Nebraska is so flush with turkeys that game managers dropped the zone system this year and are selling statewide licenses. For the first time, spring turkey hunters can buy two licenses and bag one gobbler for each license.

Hams said 2006 is the best year ever for turkey hunters in the Cornhusker State.

And right now, at the peak of the gobbling and breeding season, would be the best time to hunt them.

"These turkeys are really horny this year, and this is perfect timing," said Ted Rippen, who farms western Nebraska and used to know every wild turkey by name and serial number.

He doesn't know them anymore because there are so many turkeys, it's impossible to sort them.

"We need to thin them out," he said. "We have too many turkeys. I'm afraid they'll get a disease."

Rippen says he routinely sees 300 or 400 turkeys in the fields when they are congregated in winter flocks.

With breeding under way, the massive flocks have broken up. Each dominant gobbler has acquired a harem of hens and staked claim to his own strutting territory, according to a rough and tumble ritual of bluffs and fisticuffs.

The best turf goes to the big guys - boss gobblers with long beards and mean attitudes. The younger toms and jakes wander on the fringes, seeking an eager hen but afraid of being severely spurred and beaten.

Brock and Bubba Kastanek are hunters who would agree with the official state of turkeys. The brothers traveled here from eastern Nebraska and, in three days of hunting on farms up and down the Republican River, bagged two birds each.

The big turkey Brock donated for a superb farm dinner Saturday had been sporting a 10-inch beard. It came gobbling and strutting to his calls and decoys that morning.

"It came nice and easy," he said. "We had two jakes walk right by the decoys. Then a bunch of big guys stood off about 80 yards. They strutted and gobbled, and two of them came in."

A pair of glum turkey hunters I visited farther upstream earlier, at the South Fork of the Republican on the state line in Colorado, wished they had it so good.

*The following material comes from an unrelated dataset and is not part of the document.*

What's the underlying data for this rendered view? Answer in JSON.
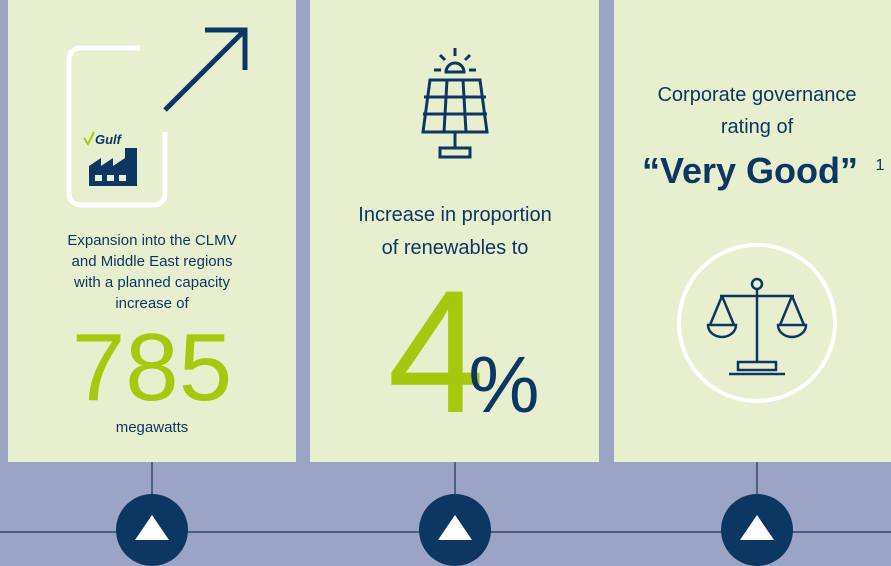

Munching a tailgate lunch, they said the curse of the silent gobbler had fallen on Hale Ponds State Wildlife Area.

"They gobbled on the roost, but they didn't make a sound after they flew down," one hunter said.

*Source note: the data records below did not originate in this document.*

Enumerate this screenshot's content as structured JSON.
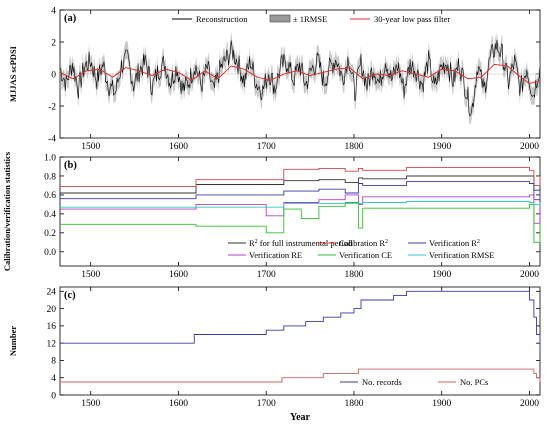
{
  "chart_data": [
    {
      "type": "line",
      "panel": "(a)",
      "ylabel": "MJJAS scPDSI",
      "xlabel": "",
      "xlim": [
        1465,
        2012
      ],
      "ylim": [
        -4,
        4
      ],
      "xticks": [
        1500,
        1600,
        1700,
        1800,
        1900,
        2000
      ],
      "yticks": [
        -4,
        -2,
        0,
        2,
        4
      ],
      "legend_placement": "top",
      "series": [
        {
          "name": "Reconstruction",
          "color": "#000000",
          "style": "line"
        },
        {
          "name": "± 1RMSE",
          "color": "#9a9a9a",
          "style": "band"
        },
        {
          "name": "30-year low pass filter",
          "color": "#e03030",
          "style": "line"
        }
      ],
      "lowpass": {
        "x": [
          1465,
          1480,
          1495,
          1510,
          1525,
          1540,
          1555,
          1570,
          1585,
          1600,
          1615,
          1630,
          1645,
          1660,
          1675,
          1690,
          1705,
          1720,
          1735,
          1750,
          1765,
          1780,
          1795,
          1810,
          1825,
          1840,
          1855,
          1870,
          1885,
          1900,
          1915,
          1930,
          1945,
          1960,
          1975,
          1990,
          2000,
          2012
        ],
        "y": [
          0.1,
          -0.3,
          0.2,
          0.3,
          -0.2,
          0.4,
          0.2,
          -0.1,
          0.3,
          0.1,
          -0.4,
          0.2,
          -0.3,
          0.5,
          0.3,
          -0.2,
          -0.4,
          0.0,
          0.2,
          -0.1,
          0.1,
          0.3,
          0.4,
          -0.3,
          0.0,
          -0.1,
          0.2,
          0.0,
          -0.2,
          0.3,
          0.2,
          -0.3,
          -0.2,
          0.6,
          0.5,
          -0.2,
          -0.6,
          -0.4
        ]
      },
      "reconstruction": {
        "x": [
          1465,
          1472,
          1479,
          1486,
          1493,
          1500,
          1507,
          1514,
          1521,
          1528,
          1535,
          1542,
          1549,
          1556,
          1563,
          1570,
          1577,
          1584,
          1591,
          1598,
          1605,
          1612,
          1619,
          1626,
          1633,
          1640,
          1647,
          1654,
          1661,
          1668,
          1675,
          1682,
          1689,
          1696,
          1703,
          1710,
          1717,
          1724,
          1731,
          1738,
          1745,
          1752,
          1759,
          1766,
          1773,
          1780,
          1787,
          1794,
          1801,
          1808,
          1815,
          1822,
          1829,
          1836,
          1843,
          1850,
          1857,
          1864,
          1871,
          1878,
          1885,
          1892,
          1899,
          1906,
          1913,
          1920,
          1927,
          1934,
          1941,
          1948,
          1955,
          1962,
          1969,
          1976,
          1983,
          1990,
          1997,
          2004,
          2011
        ],
        "y": [
          0.5,
          -0.8,
          0.9,
          -1.2,
          0.6,
          1.1,
          -0.5,
          0.8,
          -1.0,
          -1.6,
          0.7,
          1.3,
          -0.9,
          0.4,
          1.0,
          -1.1,
          0.3,
          0.9,
          -0.7,
          0.6,
          -1.3,
          -0.6,
          0.8,
          -1.0,
          0.5,
          -1.5,
          0.3,
          1.2,
          2.0,
          0.9,
          -0.6,
          1.1,
          -0.8,
          -1.4,
          0.2,
          -1.2,
          0.7,
          1.0,
          -0.5,
          0.8,
          -0.9,
          0.4,
          1.1,
          -0.7,
          0.6,
          1.3,
          -0.4,
          1.5,
          -1.6,
          0.9,
          -1.0,
          0.6,
          -0.8,
          1.2,
          -0.5,
          0.7,
          -1.3,
          0.8,
          0.3,
          -0.9,
          1.1,
          -1.2,
          0.5,
          1.0,
          -0.6,
          0.9,
          -1.1,
          -3.2,
          0.8,
          -1.4,
          1.2,
          2.4,
          1.6,
          -0.7,
          1.0,
          -1.3,
          0.6,
          -1.8,
          0.4
        ]
      }
    },
    {
      "type": "line",
      "panel": "(b)",
      "ylabel": "Calibration/verification statistics",
      "xlabel": "",
      "xlim": [
        1465,
        2012
      ],
      "ylim": [
        -0.15,
        1.0
      ],
      "xticks": [
        1500,
        1600,
        1700,
        1800,
        1900,
        2000
      ],
      "yticks": [
        0.0,
        0.2,
        0.4,
        0.6,
        0.8,
        1.0
      ],
      "yticklabels": [
        "0.0",
        "0.2",
        "0.4",
        "0.6",
        "0.8",
        "1.0"
      ],
      "legend_placement": "bottom-right",
      "series": [
        {
          "name": "R",
          "name_sup": "2",
          "name_tail": " for full instrumental period",
          "color": "#333333",
          "x": [
            1465,
            1615,
            1620,
            1700,
            1720,
            1760,
            1790,
            1805,
            1810,
            1860,
            1900,
            2000,
            2005,
            2012
          ],
          "y": [
            0.62,
            0.62,
            0.71,
            0.71,
            0.75,
            0.76,
            0.73,
            0.78,
            0.77,
            0.8,
            0.8,
            0.8,
            0.65,
            0.7
          ]
        },
        {
          "name": "Calibration R",
          "name_sup": "2",
          "name_tail": "",
          "color": "#d04848",
          "x": [
            1465,
            1615,
            1620,
            1700,
            1720,
            1760,
            1790,
            1805,
            1810,
            1860,
            1900,
            2000,
            2005,
            2012
          ],
          "y": [
            0.69,
            0.69,
            0.76,
            0.76,
            0.87,
            0.88,
            0.85,
            0.88,
            0.86,
            0.89,
            0.89,
            0.86,
            0.7,
            0.8
          ]
        },
        {
          "name": "Verification R",
          "name_sup": "2",
          "name_tail": "",
          "color": "#3a3aa8",
          "x": [
            1465,
            1615,
            1620,
            1700,
            1720,
            1760,
            1790,
            1805,
            1810,
            1860,
            1900,
            2000,
            2005,
            2012
          ],
          "y": [
            0.56,
            0.56,
            0.6,
            0.6,
            0.64,
            0.66,
            0.62,
            0.72,
            0.7,
            0.74,
            0.74,
            0.72,
            0.55,
            0.65
          ]
        },
        {
          "name": "Verification RE",
          "name_sup": "",
          "name_tail": "",
          "color": "#b040c8",
          "x": [
            1465,
            1615,
            1620,
            1700,
            1720,
            1760,
            1790,
            1805,
            1810,
            1860,
            1900,
            2000,
            2005,
            2012
          ],
          "y": [
            0.45,
            0.45,
            0.5,
            0.38,
            0.52,
            0.55,
            0.6,
            0.5,
            0.58,
            0.58,
            0.58,
            0.6,
            0.3,
            0.5
          ]
        },
        {
          "name": "Verification CE",
          "name_sup": "",
          "name_tail": "",
          "color": "#30c030",
          "x": [
            1465,
            1615,
            1620,
            1700,
            1720,
            1740,
            1760,
            1790,
            1805,
            1810,
            1860,
            1900,
            2000,
            2005,
            2012
          ],
          "y": [
            0.29,
            0.29,
            0.27,
            0.2,
            0.45,
            0.35,
            0.48,
            0.52,
            0.25,
            0.46,
            0.46,
            0.46,
            0.5,
            0.1,
            0.3
          ]
        },
        {
          "name": "Verification RMSE",
          "name_sup": "",
          "name_tail": "",
          "color": "#30c8c8",
          "x": [
            1465,
            1615,
            1620,
            1700,
            1720,
            1760,
            1790,
            1805,
            1810,
            1860,
            1900,
            2000,
            2005,
            2012
          ],
          "y": [
            0.47,
            0.47,
            0.47,
            0.47,
            0.51,
            0.51,
            0.51,
            0.51,
            0.52,
            0.53,
            0.53,
            0.52,
            0.5,
            0.52
          ]
        }
      ]
    },
    {
      "type": "line",
      "panel": "(c)",
      "ylabel": "Number",
      "xlabel": "Year",
      "xlim": [
        1465,
        2012
      ],
      "ylim": [
        0,
        25
      ],
      "xticks": [
        1500,
        1600,
        1700,
        1800,
        1900,
        2000
      ],
      "yticks": [
        0,
        4,
        8,
        12,
        16,
        20,
        24
      ],
      "legend_placement": "bottom-right",
      "series": [
        {
          "name": "No. records",
          "color": "#3a3aa8",
          "x": [
            1465,
            1613,
            1618,
            1695,
            1700,
            1712,
            1720,
            1735,
            1745,
            1755,
            1765,
            1775,
            1785,
            1795,
            1800,
            1808,
            1830,
            1845,
            1855,
            1860,
            1995,
            2000,
            2005,
            2008,
            2012
          ],
          "y": [
            12,
            12,
            14,
            14,
            15,
            15,
            16,
            16,
            17,
            17,
            18,
            18,
            19,
            19,
            20,
            22,
            22,
            23,
            23,
            24,
            24,
            22,
            18,
            14,
            10
          ]
        },
        {
          "name": "No. PCs",
          "color": "#d06060",
          "x": [
            1465,
            1713,
            1718,
            1760,
            1765,
            1800,
            1805,
            1995,
            2000,
            2005,
            2008,
            2012
          ],
          "y": [
            3,
            3,
            4,
            4,
            5,
            5,
            6,
            6,
            6,
            5,
            4,
            3
          ]
        }
      ]
    }
  ]
}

That would be a typical dilemma with gobbler hunting these days.

Some days they sound off, but on more days they stay quiet enough to give hunters the willies, or at least a severe greener pastures complex.

Wishing he were somewhere else, the hunter said, "I'll bet they are gobbling in Kansas." Although he could see Kansas, he had no license to hunt there.

I wouldn't know about Kansas, but everyone said the turkeys on private land in western Nebraska were in fine voice. Bubba said the woods along the Republican River had been alive with gobbling.

"All four of our turkeys strutted and gobbled all the way in," he said.

Rippen promised we would hear gobblers singing a half-mile away from the porch, where we gathered to dine on one of their brethren Saturday.

The birds roost in cottonwoods along the river, within earshot, and gobble their heads off when they fly up at dusk.

Rippen made that promise as he pulled Brock's plucked gobbler from a deep fryer bubbling with peanut oil and Cajun spices.

The golden bird charmed 10 people on a mild April night with its exquisite flavor, and leftovers were scarce.

The turkeys in the woods didn't gobble after all, at least not within earshot. But there would be tomorrow. People who have spring turkey-hunting fever went to bed hearing triple gobbles in their dreams.